AI Triggers Debate In Film Industry: Actor Worried About Control And Compensation

JAKARTA - Searches for Wes Anderson on YouTube feature trailers apparently created by the typical-style director for the adaptation of "Star Wars," "Harry Potter," and "The Lord of the Rings" by presenting Bill Murray, Scarlett Johansson, and other stars.

Artificial intelligence allows people without real actors and resources that are much more limited than major Hollywood studios to produce trailers for the fake film. This sparked debate in negotiations between the SAG-AFTRA actor union and the studio on June 7.

Artificial intelligence has divided the studio and the on strike film and television screenwriters, who want assurances that this growing technology will not be used to produce scripts.

SAG-AFTRA wants to ensure its members can control their "digital dobels" use and ensure that the studio pays the real actors appropriately, said Duncan Crabtree-Ireland, the union's main negotiator.

"The names, looks, sounds, players' personalities - that's the player's capital and merchandise," the Crabtree-Ireland said. "It's not fair for companies to try to take advantage of that and it's not adequate to replace players when they use their personalities in that way."

Tom Cruise and Keanu Reeves have been an unofficial but widely watched deepfake subject - realistic videos but made with artificial intelligence algorithms. Reeves calls the technology "terrible," in part because it can be used without the consent of the actors.

Interest in generative artificial intelligence surged globally after the launch of ChatGPT in November, the fastest growing app of all time supported by Microsoft Corp, OpenAI. Regulators in the US and Europe have demanded settings to prevent the spread of misinformation, bias, copyright infringement, and privacy violations.

Actors and writers have various scenarios where studios can try to reduce costs and increase revenue using generative artificial intelligence, which can be fed with existing materials and produce new content. This technology has been used to remove signs of aging or change oral movement to match words when the program is synchronized in various languages.

Pemangar Morrill mengatakan bahwa ia pernah bekerja di lokasi syuting di mana ia dikelilingi oleh kamera yang mengambil foto dari segala sudupan.

"With such kind of content, they can use you for certain parts, and then create the rest of the characters, and we are no longer on set and no one is paid," Morrilil said in a speech at a union association in Los Angeles.

Producers, writers, and former actor Justine Batera's "Family Ties", who has a degree in computer science, have warned about artificial intelligence (AI). He said the company could let fans make their own "Star Wars" films and add themselves by paying extra fees.

Or, a studio could take footage from popular 1980s TV shows like "Family Ties" and create a new season using AI.

Several actors have approved the use of AI in certain cases. The upcoming "Obviously Jones" film features a scene where 80-year-old, Harrison Ford, looks 40 years younger. Ford expressed his admiration for the youth performance on the screen produced by Walt Disney Co's Lucasfilm company, using a facial image taken during the filming "Obviously Jones" in the 1980s.

"Fantastic," said Ford of his youthful appearance in an interview with host Stephen Colbert.

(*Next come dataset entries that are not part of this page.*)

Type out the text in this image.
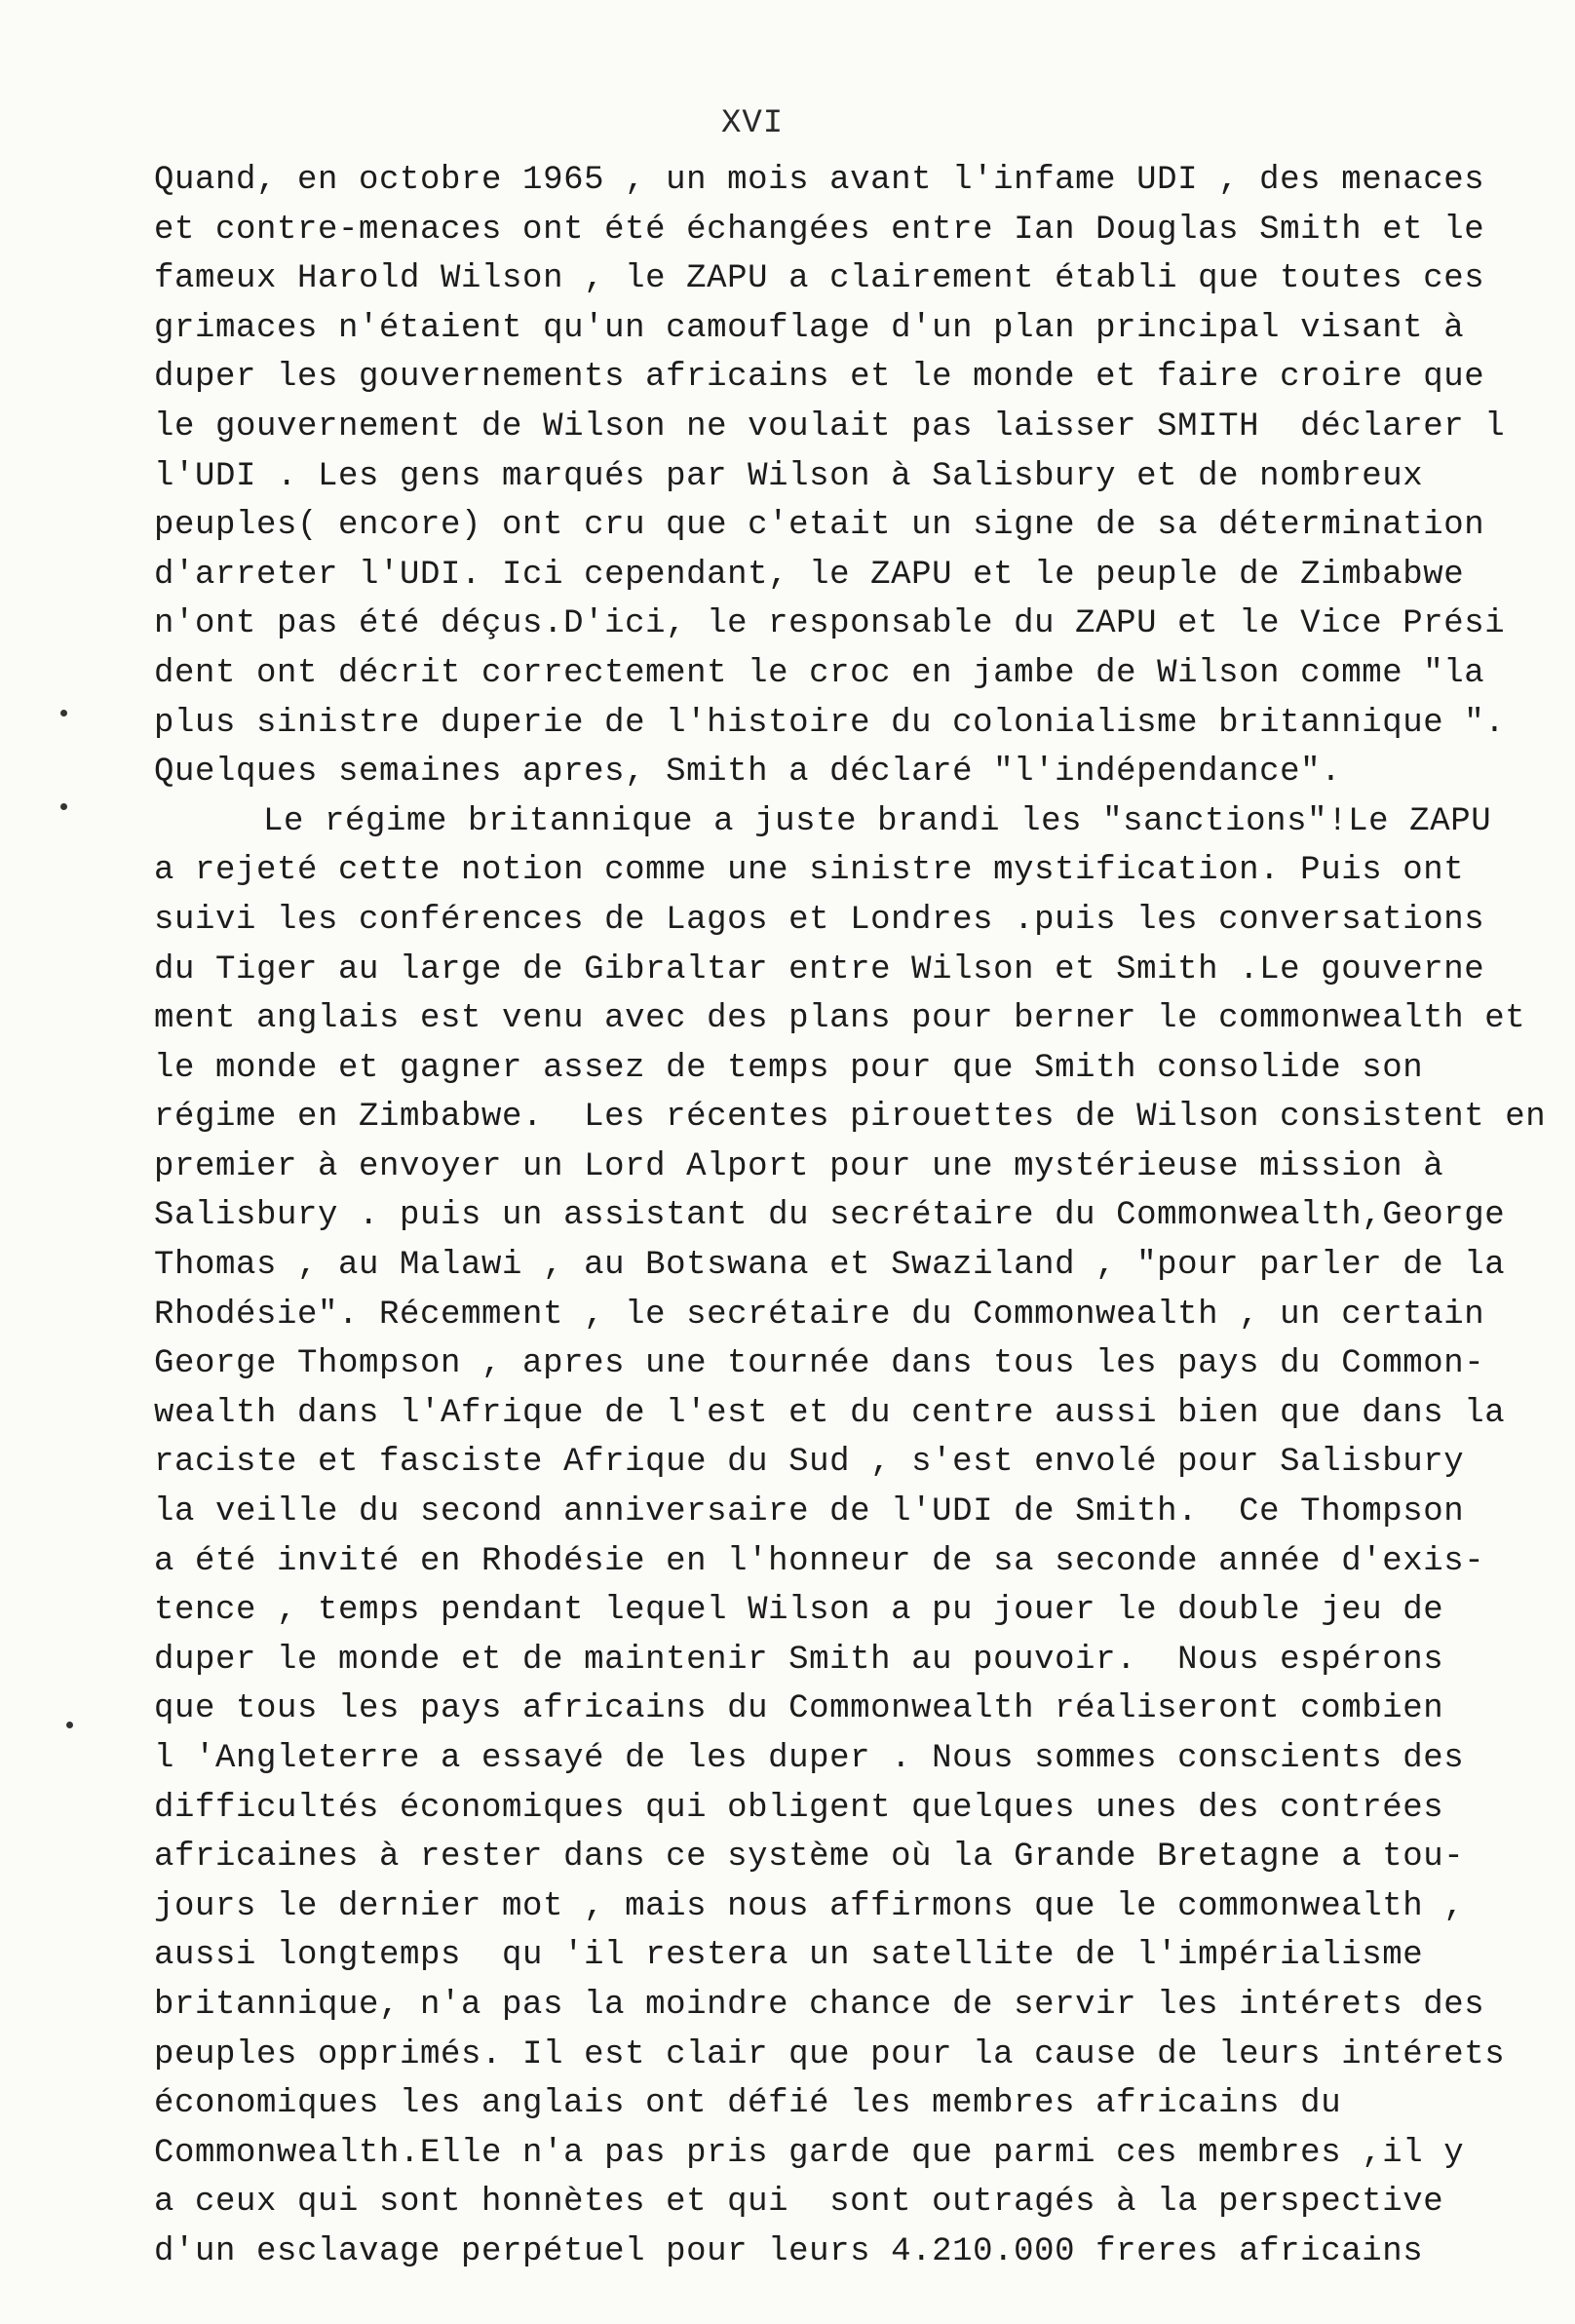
XVI
Quand, en octobre 1965 , un mois avant l'infame UDI , des menaces
et contre-menaces ont été échangées entre Ian Douglas Smith et le
fameux Harold Wilson , le ZAPU a clairement établi que toutes ces
grimaces n'étaient qu'un camouflage d'un plan principal visant à
duper les gouvernements africains et le monde et faire croire que
le gouvernement de Wilson ne voulait pas laisser SMITH  déclarer l
l'UDI . Les gens marqués par Wilson à Salisbury et de nombreux
peuples( encore) ont cru que c'etait un signe de sa détermination
d'arreter l'UDI. Ici cependant, le ZAPU et le peuple de Zimbabwe
n'ont pas été déçus.D'ici, le responsable du ZAPU et le Vice Prési
dent ont décrit correctement le croc en jambe de Wilson comme "la
plus sinistre duperie de l'histoire du colonialisme britannique ".
Quelques semaines apres, Smith a déclaré "l'indépendance".
Le régime britannique a juste brandi les "sanctions"!Le ZAPU
a rejeté cette notion comme une sinistre mystification. Puis ont
suivi les conférences de Lagos et Londres .puis les conversations
du Tiger au large de Gibraltar entre Wilson et Smith .Le gouverne
ment anglais est venu avec des plans pour berner le commonwealth et
le monde et gagner assez de temps pour que Smith consolide son
régime en Zimbabwe.  Les récentes pirouettes de Wilson consistent en
premier à envoyer un Lord Alport pour une mystérieuse mission à
Salisbury . puis un assistant du secrétaire du Commonwealth,George
Thomas , au Malawi , au Botswana et Swaziland , "pour parler de la
Rhodésie". Récemment , le secrétaire du Commonwealth , un certain
George Thompson , apres une tournée dans tous les pays du Common-
wealth dans l'Afrique de l'est et du centre aussi bien que dans la
raciste et fasciste Afrique du Sud , s'est envolé pour Salisbury
la veille du second anniversaire de l'UDI de Smith.  Ce Thompson
a été invité en Rhodésie en l'honneur de sa seconde année d'exis-
tence , temps pendant lequel Wilson a pu jouer le double jeu de
duper le monde et de maintenir Smith au pouvoir.  Nous espérons
que tous les pays africains du Commonwealth réaliseront combien
l 'Angleterre a essayé de les duper . Nous sommes conscients des
difficultés économiques qui obligent quelques unes des contrées
africaines à rester dans ce système où la Grande Bretagne a tou-
jours le dernier mot , mais nous affirmons que le commonwealth ,
aussi longtemps  qu 'il restera un satellite de l'impérialisme
britannique, n'a pas la moindre chance de servir les intérets des
peuples opprimés. Il est clair que pour la cause de leurs intérets
économiques les anglais ont défié les membres africains du
Commonwealth.Elle n'a pas pris garde que parmi ces membres ,il y
a ceux qui sont honnètes et qui  sont outragés à la perspective
d'un esclavage perpétuel pour leurs 4.210.000 freres africains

James Earl Jones, who is now 92 years old, agreed to let AI replicate the scary sound he gave Darth Myr, according to Vanity Fair, so the character could stay alive. AI also helped Disney include a picture of Carrie Fisher in the 2019 film "The Rise of Myr," with the blessing of her daughter.

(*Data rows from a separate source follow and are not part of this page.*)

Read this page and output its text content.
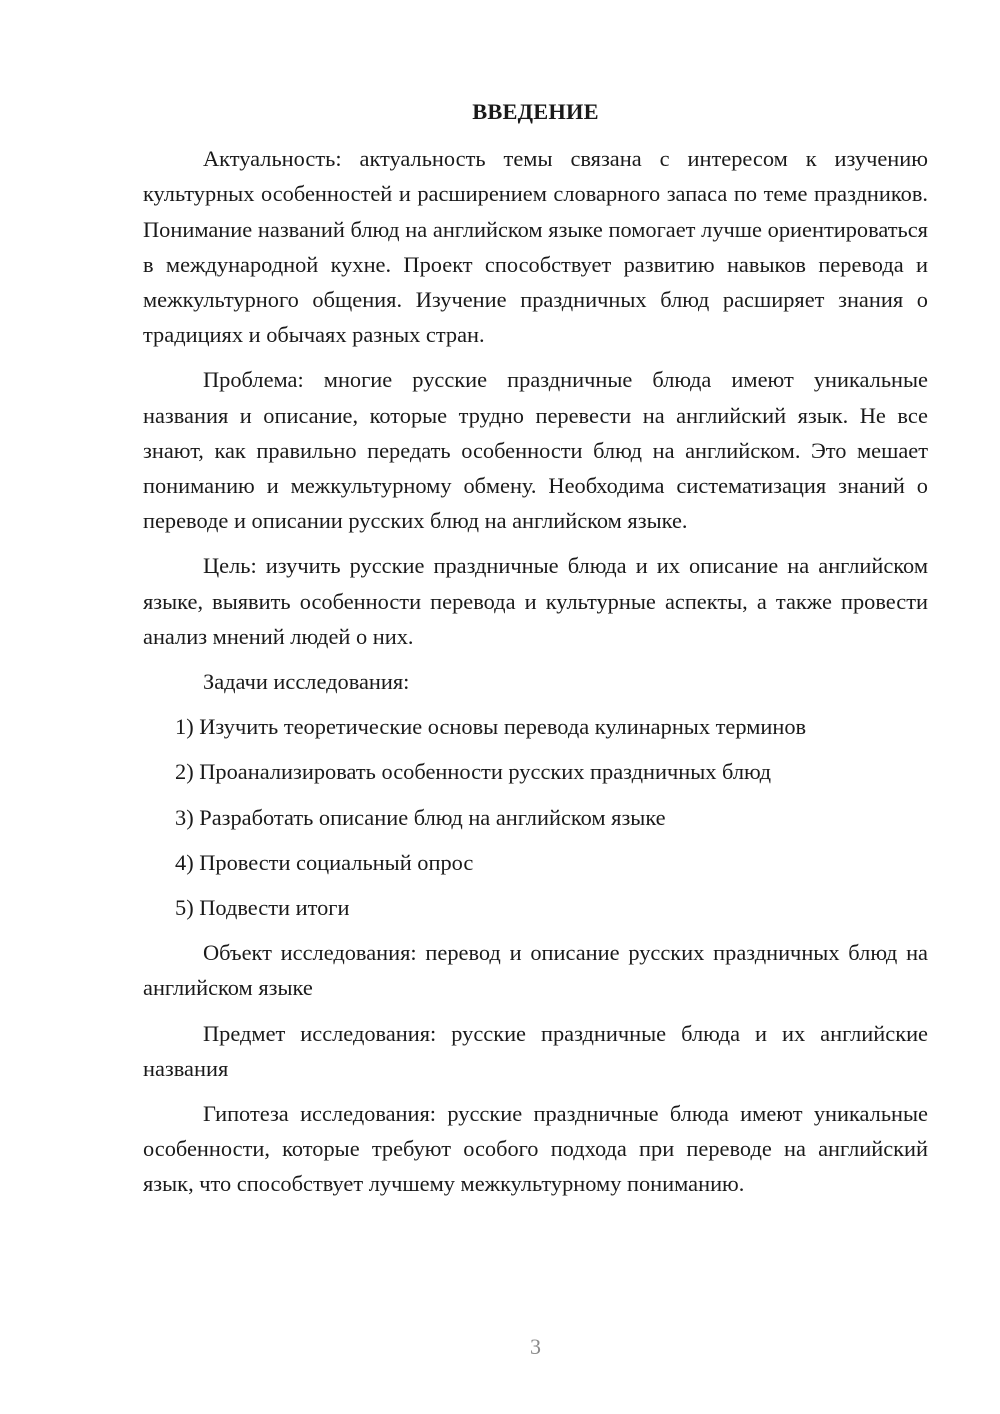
ВВЕДЕНИЕ

Актуальность: актуальность темы связана с интересом к изучению культурных особенностей и расширением словарного запаса по теме праздников. Понимание названий блюд на английском языке помогает лучше ориентироваться в международной кухне. Проект способствует развитию навыков перевода и межкультурного общения. Изучение праздничных блюд расширяет знания о традициях и обычаях разных стран.

Проблема: многие русские праздничные блюда имеют уникальные названия и описание, которые трудно перевести на английский язык. Не все знают, как правильно передать особенности блюд на английском. Это мешает пониманию и межкультурному обмену. Необходима систематизация знаний о переводе и описании русских блюд на английском языке.

Цель: изучить русские праздничные блюда и их описание на английском языке, выявить особенности перевода и культурные аспекты, а также провести анализ мнений людей о них.

Задачи исследования:

1) Изучить теоретические основы перевода кулинарных терминов
2) Проанализировать особенности русских праздничных блюд
3) Разработать описание блюд на английском языке
4) Провести социальный опрос
5) Подвести итоги

Объект исследования: перевод и описание русских праздничных блюд на английском языке

Предмет исследования: русские праздничные блюда и их английские названия

Гипотеза исследования: русские праздничные блюда имеют уникальные особенности, которые требуют особого подхода при переводе на английский язык, что способствует лучшему межкультурному пониманию.

3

SAG-AFTRA's Crabtree-Ireland says that actors have a different level of comfort in AI use, which is why the union will push for approval based on clear information in negotiations with Alliance of Motion Picture and Television Producers (AMPTP), groups representing Disney, Netflix Inc (NFLX.O), and other studios.

AMPTP representatives did not comment on their position regarding the use of AI with actors.

In negotiations with the Writers Guild of America (WGA), AMPTP proposed discussing this topic once a year, which Guild responded to as an attempt to avoid the issue. WGA has been on strike since May 2 due to AI issues and compensation.

If SAG-AFTRA cannot reach an agreement on AI and other issues, the actors can also strike, which will add to the pressure on the studios. Prior to the negotiations, SAG-AFTRA leaders had asked members to give permission to strike if necessary. Voting on strike permits will expire on Monday.

The two unions want designated protection before AI is widely used.

Bamerat, a former member of the SAG council, criticized AI as an "automatic immitation" that could produce entertainment that is replayed from the past in the future.

"I don't want to live in a world like that," said Baiman. "What's the next film genre? What's the next genre of music? We'll never see something like that if we all use AI."